At GU he found former Mercer Island teammate Shane Scott, now a junior. Like Emanuels, he was an all-league player who needed a change of pace.
“I’d been playing since I was 2,” said Scott. “I wanted a break, and I wanted to put academics first.”
But after a one-year hiatus, the game called him back. “There was that burning desire, because I missed basketball,” said Scott, who a year later passed the word to Emanuels.
Also on the court Tuesday was old KingCo rival Kellan Przybylski of Sammamish, Washington, another first-teamer.
Przybylski once made 11 3-pointers in a single game for Skyline High, but it took Scott to point that out.
Przybylski shrugged off the compliment — the perfect reaction for a humble scout player who also happens to be the veteran of the group.
Now in his third year, Przybylski comes to practice with a plan. Along with the other scout players, he knows the San Diego offense and how to run it “to prepare the girls the best we can,” Przybylski said.
They do that for two hours each practice, four or five times a week.
In return, they do get a few meals, shoes and other swag and free treatment in the training room should they roll an ankle.
“The T-shirts are great,” Przybylski said.

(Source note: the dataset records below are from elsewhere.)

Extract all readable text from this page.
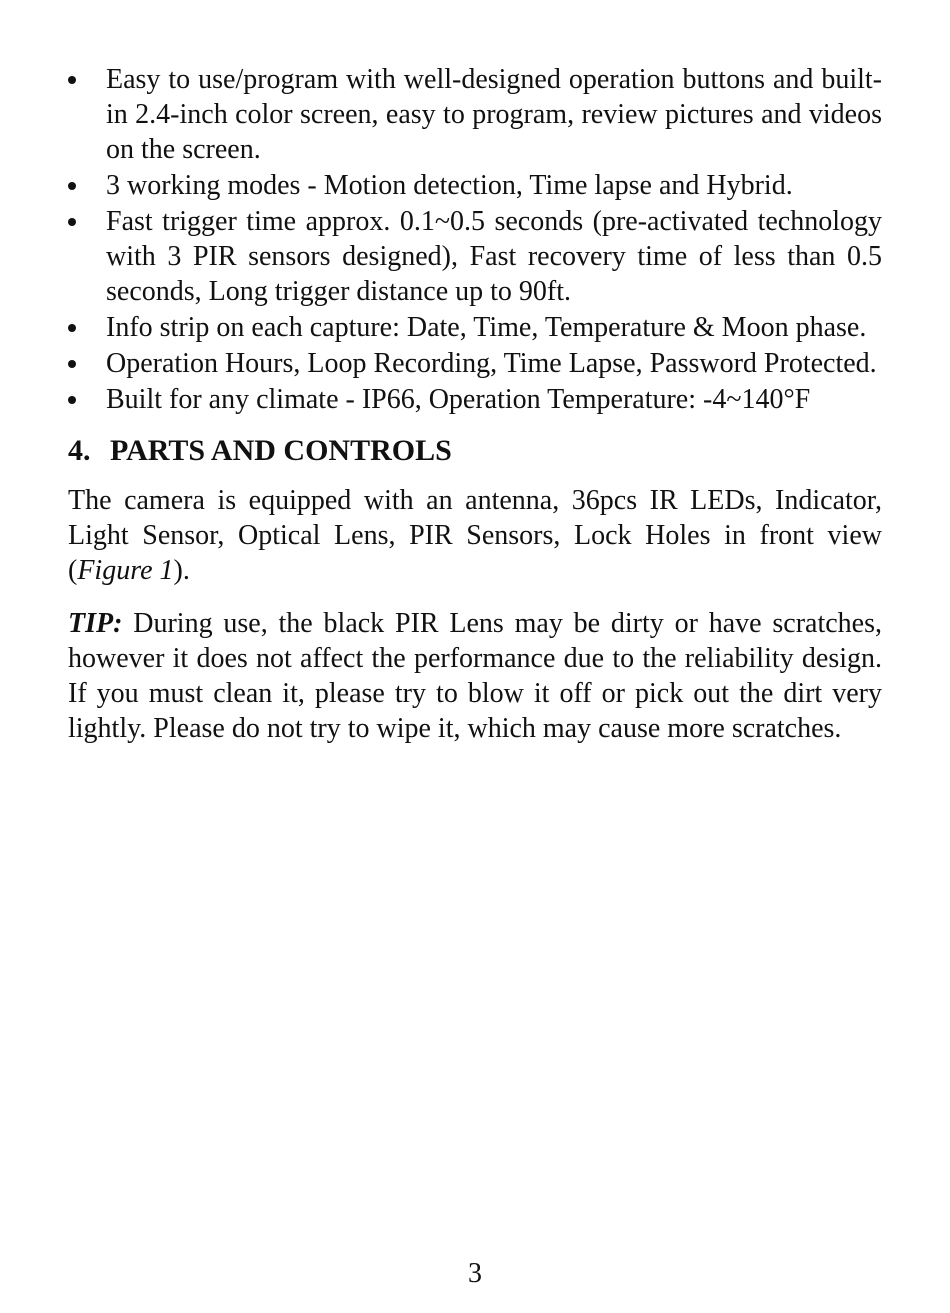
Easy to use/program with well-designed operation buttons and built-in 2.4-inch color screen, easy to program, review pictures and videos on the screen.
3 working modes - Motion detection, Time lapse and Hybrid.
Fast trigger time approx. 0.1~0.5 seconds (pre-activated technology with 3 PIR sensors designed), Fast recovery time of less than 0.5 seconds, Long trigger distance up to 90ft.
Info strip on each capture: Date, Time, Temperature & Moon phase.
Operation Hours, Loop Recording, Time Lapse, Password Protected.
Built for any climate - IP66, Operation Temperature: -4~140°F
4. PARTS AND CONTROLS

The camera is equipped with an antenna, 36pcs IR LEDs, Indicator, Light Sensor, Optical Lens, PIR Sensors, Lock Holes in front view (Figure 1).

TIP: During use, the black PIR Lens may be dirty or have scratches, however it does not affect the performance due to the reliability design. If you must clean it, please try to blow it off or pick out the dirt very lightly. Please do not try to wipe it, which may cause more scratches.

3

The men also get to register early for classes, making them more available for practice. “That’s huge,” Scott said. “They treat us so well — we don’t feel like we’re being taken for granted.”
The biggest rewards are the intangibles.
Emanuels, a business major whose interest is sports management, also dreams of being a coach.
“I love basketball — if I could be a coach one day, what better coaches to learn from than this?” said Emanuels, who also plays club ball.
“But right now I have the best of both worlds,” Emanuels said. “I’m playing a lot of basketball at an awesome school like Gonzaga.”